Книгами снабжал И.И. Мещанинов, новыми -- по мере выхода и приобретения, старыми -- по особой просьбе и указанию. Когда его не бывало в Коломне и источник иссякал, начиналось перечитывание, тасканье из церкви Четиих-Миней, Георгия Кедрина (византиец-хронограф); в сотый раз перечитывался "Календарь 1832 года", "Сын отечества" 1812 года, перечитывалась даже толстая Арифметика Аничкова, впрочем, не правила, а примеры; пересматривался даже Латинский лексикон Розанова, и опять не с филологическою целью, а, точнее, с историческою. В предисловии говорилось о золотой и серебряной латыни и объяснялись сокращения , под которыми означались писатели. Меня занимало, кто золотой, кто серебряный писатель, и я любил разгадывать сокращения.
Что же я знал в результате? Говорю о периоде от 10 до 13 лет. Знал я очень много и опять повторяю -- по части эмпирических сведений и прикладных знаний. История, география, домоводство, сельское хозяйство, техника. Откуда же хозяйство и техника? Сведениями снабжали журналы и словарь Щекатова, издания Вольного экономического общества, "Энциклопедический лексикон" Плюшара, начавший выходить к тому времени, и путешествия. Я имел понятие, например, о кораблестроении, о торфе, о сидре, о трехпольной и плодопеременной системах, о чугуноплавильных домнах, не говоря о странах, лицах, годах Старого и Нового Света, древней и новой истории, об искусстве, политике, литературе. Было не связано, неполно, неравномерно, поверхностно, но обширно. Связь отчасти возникала потом сама собою: события, лица, естественно-исторические и технические явления устанавливались в соответственные рамки и последовательный порядок сами собою, тем процессом, каким укладываются в свою систему непосредственные впечатления природы и общества.
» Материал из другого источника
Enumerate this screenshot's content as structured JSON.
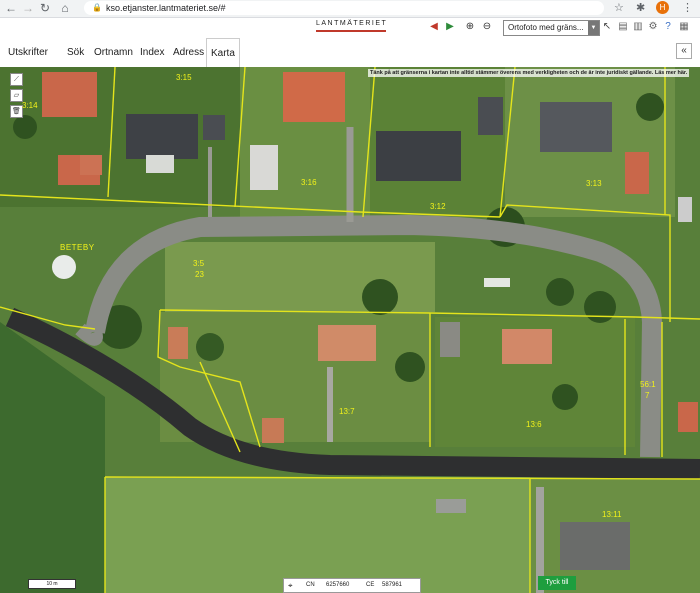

Любопытен вопрос: что оставалось в душе, что отбрасывалось? Мнения не оставались, как всякие рассуждения и лирические излияния. Я был постоянным, например, читателем критических статей и рецензий, но существо отзыва если запоминалось, то запоминалось как факт, не усвоиваясь в смысле убеждения. И еще наблюдение о действии нравственном. Вспоминается отзыв еще Златоуста, который сравнивал читателя со пчелой, выбирающею с цветка, что ей нужно. Нет сомнения, что пришлось читать в романах, например, много двусмысленностей, картин, возбуждающих чувственность; это отлетало без следа; не помнилось, и внимание скользило. Припоминаю один случай, когда внимание остановилось и возбудилось недоумение. Путешествие Вальяна по Южной Африке, издание, кажется, прошлого столетия, одна из тех переплетенных книг с красным обрезом, которые так любы мне, перечитано было мною несколько раз: она же и с изображениями готтентотов и кафров. Вальян был женат; из путешествия это видно. Но с тем вместе он же сам говорил о своих близких отношениях супружеского свойства к одной готтентотке. Я поразился этим и никак не мог примирить несообразности. Да как же это, ведь он женат и у него жена во Франции? Так ли я понимаю? Этим сказалась высокая целомудренность отца и вообще непорочная чистота нашей семьи. А не монастырски же мы воспитывались; все мы свободно могли слышать и видеть, и несомненно слышали и видели, но в сознании преломлялись не те лучи, которые пускались. Душа просто не воспринимала многого, для чего в ней не было почвы. На одном дворе с нами, в нашем же садике, в пяти шагах от нашего дома жил в своей избушке на нашей земле Петр Яковлевич, овчинник, которого я маленьким называл, картавя, "Покрака", а он называл меня "графчик" (я долго не понимал, что такое "графчик", и первоначально полагал, что графчик вроде графинчика что-нибудь). С ним жила, заменяя ему кухарку и хозяйку, младшая тетка моя Татьяна Матвеевна. Какие их были отношения? Как Очный лед, идущий к верху, странное сожительство моей тетки с чужим ей Покракой не возбуждало вопроса, хотя я точно знал, что они и не родные, и не муж с женой. И точно так же, как об Очном льде, уже в лета юности, разговорившись как-то с братом, я догадался о существе отношений между этими двумя лицами, которых видел ежедневно.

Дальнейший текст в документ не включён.